OT, but I'm reminded of how many times in recent history that we (as humans) have hitched hope for a better future on some tangential circumstance:

- the socialist notion that industrialization would bring about peace, equality and well-being for all

- the liberal notion that freedom from tyranny would bring about peace, equality and well-being for all (through trade)

- the general notion that airplanes would bring about peace since no-one would be so demonic as to drop bombs on people from the air.

Those dreams are now in shambles. I find it prudent to be highly skeptical of similar claims that have not yet been similarly disproved, i.e.

- the feminist notion that freedom from patriarchy will bring about peace and equality for all

- the popular notion that atomic weapons will end all wars since no-one would be so crazy as to start an nuclear war.

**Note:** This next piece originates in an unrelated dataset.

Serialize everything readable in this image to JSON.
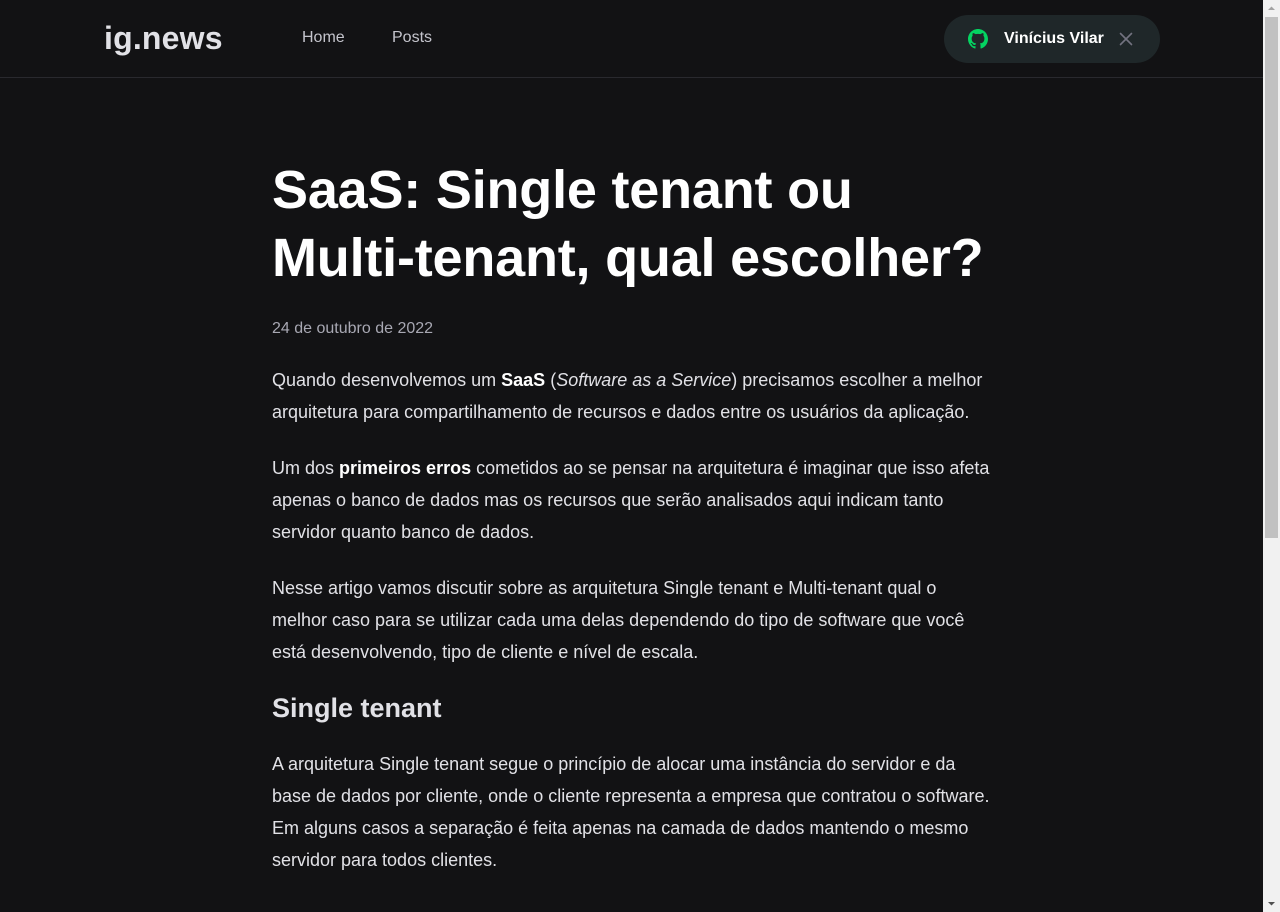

I think it's time to hitch our hopes on simply not starting wars, and simply divert our productivity towards environmental sustainability and general well-being for all, instead of waiting for some tangential causations like those mentioned to do the trick, which in hindsight doesn't amount to much more than marketing fluff.


You are heavily oversimplifying (to the point of incorrectness) every concept you outline, reducing them all down to various flavors of utopianism. On top of that, your final call to action is a mirror reflection of what you just criticized. The truth of the matter is these concepts and many others are all weaving together in a complicated and nuanced way.


Simplifying - guilty as charged. Please show me a statement that is not. But agreed there are limits to how oversimplified things may be portrayed. I sometimes grant myself some leeway in search of a larger picture however, when I assess that someone applying some philosophers charity might find value in it [0]

The main difference between those "Utopian dreams" I refer to and my own suggestion is that they hitch hopes on some technology or extraneous happening (the extent to which certainly is debatable), I just wish we would put ourselves and our own moral agency in the drivers seat more.

[0] https://en.wikipedia.org/wiki/Principle_of_charity


If you enjoyed this review, Adam Curtis' "All watched over by machines of loving grace" documentary series[1] is an absolutely beautiful watch.

[1] - https://topdocumentaryfilms.com/all-watched-over-by-machines...


I found the part tying the East Asian economic problems and their causes to the GFC absolutely fascinating. Definitely recommend.